Mr. Speaker, I would ask my colleague from the NDP to elaborate on her view of the way the federal government is treating the provinces.
She said in her speech that everybody in this great country should be entitled to food, shelter and clothing, and I believe she is right.
We in Quebec, while we agree, express it differently because we believe it is more meaningful for people. Instead of feeding them we prefer to give them the opportunity to earn what they need to buy food and clothes, and put a roof over their heads.
There is an old Chinese saying I believe goes like this: “Give a man a fish, you feed him for a day, teach him how to fish, you feed him for a lifetime.”
What the federal government is doing with its subsidies and its encroachment into fields of provincial jurisdiction is feeding individuals and giving them something for clothing and housing. It is helping them in every area, while provinces would rather educate them and show them how to earn those things and become self-sufficient.
By making the provinces poorer, the federal government can then boast to private citizens: “Look, what the provinces are unable to give you, we are giving to you now. We are putting food on your table.”

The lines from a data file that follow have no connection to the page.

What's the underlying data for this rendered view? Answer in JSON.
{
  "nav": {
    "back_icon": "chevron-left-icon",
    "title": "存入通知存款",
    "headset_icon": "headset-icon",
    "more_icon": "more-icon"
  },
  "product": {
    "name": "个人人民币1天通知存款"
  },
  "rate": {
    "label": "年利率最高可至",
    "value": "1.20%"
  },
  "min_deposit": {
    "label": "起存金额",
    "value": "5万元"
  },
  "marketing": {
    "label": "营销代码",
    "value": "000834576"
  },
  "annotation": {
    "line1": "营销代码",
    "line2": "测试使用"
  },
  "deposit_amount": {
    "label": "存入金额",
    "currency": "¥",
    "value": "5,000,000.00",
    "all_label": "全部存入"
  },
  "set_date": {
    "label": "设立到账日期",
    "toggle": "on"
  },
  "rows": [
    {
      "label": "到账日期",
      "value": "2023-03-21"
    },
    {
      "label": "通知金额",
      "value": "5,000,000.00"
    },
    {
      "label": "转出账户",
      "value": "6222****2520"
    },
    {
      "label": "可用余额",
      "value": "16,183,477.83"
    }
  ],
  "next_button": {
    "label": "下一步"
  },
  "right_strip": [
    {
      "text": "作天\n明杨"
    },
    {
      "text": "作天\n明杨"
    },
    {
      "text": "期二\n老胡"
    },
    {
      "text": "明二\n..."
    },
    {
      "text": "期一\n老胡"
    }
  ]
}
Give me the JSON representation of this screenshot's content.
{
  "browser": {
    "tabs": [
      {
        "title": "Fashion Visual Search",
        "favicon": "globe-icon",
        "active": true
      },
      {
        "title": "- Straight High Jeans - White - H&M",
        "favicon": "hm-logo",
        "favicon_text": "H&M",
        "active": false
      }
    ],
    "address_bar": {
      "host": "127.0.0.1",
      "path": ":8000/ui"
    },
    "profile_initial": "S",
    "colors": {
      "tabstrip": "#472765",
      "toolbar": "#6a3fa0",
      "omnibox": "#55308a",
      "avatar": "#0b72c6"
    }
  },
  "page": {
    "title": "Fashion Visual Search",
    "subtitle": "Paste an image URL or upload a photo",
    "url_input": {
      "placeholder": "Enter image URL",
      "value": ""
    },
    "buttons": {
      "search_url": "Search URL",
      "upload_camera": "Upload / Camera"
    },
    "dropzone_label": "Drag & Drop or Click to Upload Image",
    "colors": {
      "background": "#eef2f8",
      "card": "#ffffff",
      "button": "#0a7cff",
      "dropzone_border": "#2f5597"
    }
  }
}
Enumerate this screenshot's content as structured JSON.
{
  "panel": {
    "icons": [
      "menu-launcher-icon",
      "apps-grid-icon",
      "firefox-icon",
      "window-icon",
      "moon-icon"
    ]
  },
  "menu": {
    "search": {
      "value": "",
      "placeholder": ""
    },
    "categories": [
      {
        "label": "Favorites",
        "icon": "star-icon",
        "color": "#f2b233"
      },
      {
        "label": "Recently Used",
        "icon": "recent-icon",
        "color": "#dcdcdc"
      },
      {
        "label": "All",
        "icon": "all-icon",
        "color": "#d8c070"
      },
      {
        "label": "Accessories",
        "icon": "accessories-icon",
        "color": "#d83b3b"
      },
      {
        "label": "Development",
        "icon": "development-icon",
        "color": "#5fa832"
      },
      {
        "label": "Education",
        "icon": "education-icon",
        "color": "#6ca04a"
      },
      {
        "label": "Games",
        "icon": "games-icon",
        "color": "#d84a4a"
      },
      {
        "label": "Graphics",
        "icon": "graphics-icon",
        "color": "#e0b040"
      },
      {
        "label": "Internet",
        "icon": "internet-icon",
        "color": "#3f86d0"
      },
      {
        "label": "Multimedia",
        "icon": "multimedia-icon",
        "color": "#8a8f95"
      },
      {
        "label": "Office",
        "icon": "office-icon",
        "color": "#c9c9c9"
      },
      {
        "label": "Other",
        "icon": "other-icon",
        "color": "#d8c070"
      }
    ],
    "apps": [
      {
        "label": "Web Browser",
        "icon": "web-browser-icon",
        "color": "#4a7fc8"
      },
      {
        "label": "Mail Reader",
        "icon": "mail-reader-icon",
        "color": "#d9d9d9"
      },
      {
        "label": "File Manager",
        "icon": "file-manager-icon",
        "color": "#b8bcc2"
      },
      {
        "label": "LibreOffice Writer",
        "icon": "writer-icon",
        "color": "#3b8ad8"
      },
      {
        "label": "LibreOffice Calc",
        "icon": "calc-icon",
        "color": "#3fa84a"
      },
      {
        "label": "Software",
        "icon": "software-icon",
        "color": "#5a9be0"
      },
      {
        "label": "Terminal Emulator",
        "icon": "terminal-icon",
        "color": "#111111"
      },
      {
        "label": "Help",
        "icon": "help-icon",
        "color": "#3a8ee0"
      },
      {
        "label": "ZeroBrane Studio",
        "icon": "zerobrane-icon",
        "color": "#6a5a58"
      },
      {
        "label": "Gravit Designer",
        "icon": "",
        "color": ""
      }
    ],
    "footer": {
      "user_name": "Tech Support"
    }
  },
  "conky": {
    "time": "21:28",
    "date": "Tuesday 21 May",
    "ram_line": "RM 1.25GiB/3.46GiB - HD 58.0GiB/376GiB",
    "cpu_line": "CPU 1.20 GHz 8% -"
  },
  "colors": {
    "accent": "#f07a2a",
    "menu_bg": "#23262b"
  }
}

But it is a lot more meaningful for people to be able to earn their keep than to have the federal government provide for them and make them dependent on its largesse. Would fishermen in New Brunswick and the other Atlantic provinces and their children not rather have the money to improve their fishing methods than be given subsidies to be able to put food on the table and a roof over their heads?
I would like to hear the member's point of view on this to know if people in the Atlantic provinces and people in Quebec are on the same wavelength.